It’s not that I don’t want to go with Ben. Of course I want to be with him. But I also want to finish my degree, and my student advisor thinks I would be an excellent candidate for the MBA program at Dal. Plus my parents, my friends—everything I know is here.
“Mads—”
Ben’s phone starts to vibrate. One text coming in after the other. He pulls it from his pocket and stares at the screen.
It’s probably one of his teammates, but there’s that ugly voice that whispers in the back of my head that it’s another girl. I don’t know why I do that to myself. In the years we’ve been together, he’s never so much as looked at anyone else. And given the way other girls look at him, it’s not for lack of opportunity.
“I better get to practice.” He hops off the bed and grabs his baseball hat from the back of my chair placing it backwards on his head. Which shouldn’t be allowed, given how attractive it makes him.
“Of course.”
“Good luck studying. I’ll text you after?”
“Okay.”
When he reaches the door, he stops. After a few moments he does a 180 and walks back over to me, leaning down and cupping my face. He kisses me slowly, thoroughly, with purpose. I kiss him back, trying to put all the things I’m feeling into the kiss.
When he pulls away, we’re both panting. He rests his forehead against mine.
“I love you,” he breathes.
“I love you, too.”
NOW
“I hate you.”
My words are meant to push him away, but instead cause Ben to pull me closer to his side.
“Hate me all you want,” he states plainly. “You’re still getting checked out.”
People don’t go to the doctor for a stomach ache. That’s what I told Ben when I went to bed with my heating pad last night. I told him again this morning as I got ready for work despite feeling worse. And finally I told him through clenched teeth when he dropped by my office unexpectedly with lunch and found me curled up in cold sweat, my head on my desk.
He took one look at me and said he was taking me to the hospital.
Ben knows better than most people how much I hate hospitals. The way they smell, the way they make me feel. I hate the gowns they make you wear, like the one I’ve got on now. I shiver and Ben immediately tugs me closer, his arm a steady, familiar weight around my shoulders.
But I don’t want comfort right now. I want to be home, in my own bed, where I can pretend this isn’t happening. I push away from him, my movement crinkling the thin sanitary paper lining the exam table beneath me.
"People don’t go to the hospital for a stomach ache," I argue, for what feels like the twentieth time. My voice is hoarse, stubborn. "I’m fine."
But I’m not fine. The pain in my lower abdomen has sharpened into something unbearable, a deep, searing ache that only seems to grow. My skin is hot, feverish, and my stomach rebels against even the thought of food. This is the worst I’ve ever felt, and beneath my denial, fear courses through my veins like ice water.
Ben exhales sharply beside me. I don’t have to look at him to know he’s frustrated. "As soon as the doctor agrees with your diagnosis of ‘fine,’ I’ll take you home. But not before then."
I open my mouth to snap back, but the sudden tickle in my sinuses cuts me off. It builds fast and I barely have time to brace myself before I sneeze.
White-hot pain explodes through my midsection, so sharp and blinding it steals my breath. My vision blurs. A choked sob escapes me as I double over, arms wrapping around my stomach in a feeble attempt to hold myself together. Hot, unwelcome tears spill down my cheeks.
Ben’s arms are around me in an instant, lifting me onto his lap and hugging me tightly to his chest. I bury my face in his shirt, grateful to it for muffling my cries. His voice is distant, frantic. I can feel his hands on me, but I can’t focus on anything except the agony twisting through me.

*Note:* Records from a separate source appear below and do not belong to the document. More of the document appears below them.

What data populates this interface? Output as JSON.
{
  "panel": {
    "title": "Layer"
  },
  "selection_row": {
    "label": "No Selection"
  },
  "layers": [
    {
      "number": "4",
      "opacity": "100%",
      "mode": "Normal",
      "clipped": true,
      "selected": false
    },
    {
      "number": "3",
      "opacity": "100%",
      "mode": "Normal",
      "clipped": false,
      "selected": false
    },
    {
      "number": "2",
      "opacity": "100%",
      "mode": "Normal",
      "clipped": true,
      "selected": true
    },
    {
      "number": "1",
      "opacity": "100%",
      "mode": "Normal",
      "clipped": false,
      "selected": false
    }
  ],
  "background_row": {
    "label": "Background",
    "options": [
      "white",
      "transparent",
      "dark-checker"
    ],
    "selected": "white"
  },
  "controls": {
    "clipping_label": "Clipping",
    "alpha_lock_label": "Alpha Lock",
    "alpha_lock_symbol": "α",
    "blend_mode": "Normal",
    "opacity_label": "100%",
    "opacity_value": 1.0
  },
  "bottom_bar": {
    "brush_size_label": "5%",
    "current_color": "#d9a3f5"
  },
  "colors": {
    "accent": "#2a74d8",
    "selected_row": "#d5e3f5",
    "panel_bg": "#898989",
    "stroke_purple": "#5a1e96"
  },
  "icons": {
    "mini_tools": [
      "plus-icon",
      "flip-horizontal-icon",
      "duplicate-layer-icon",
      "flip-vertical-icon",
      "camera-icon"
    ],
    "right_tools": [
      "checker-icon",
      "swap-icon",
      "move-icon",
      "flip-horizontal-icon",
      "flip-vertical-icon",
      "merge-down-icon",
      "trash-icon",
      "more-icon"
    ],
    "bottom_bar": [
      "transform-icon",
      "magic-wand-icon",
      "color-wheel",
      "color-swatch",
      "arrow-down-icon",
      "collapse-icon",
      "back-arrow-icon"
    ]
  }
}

“It’s okay, baby.” Ben’s mouth moves against my head as he murmurs into my hair. “You’re going to be okay.”
I sob, my body shaking against him so violently as he cradles me like a ragdoll. I think he might be trembling, too, but I can’t be sure in my present state.
A small woman in a white lab coat enters the exam room. I’m only vaguely aware of her asking Ben to set me down on the table so she can examine me. I try to protest being moved from the safety of Ben’s arms, but I’m in too much pain to speak.
She makes me extend my legs so I’m lying straight. My body wants to curl itself back into a tight ball. Everything feels wrong.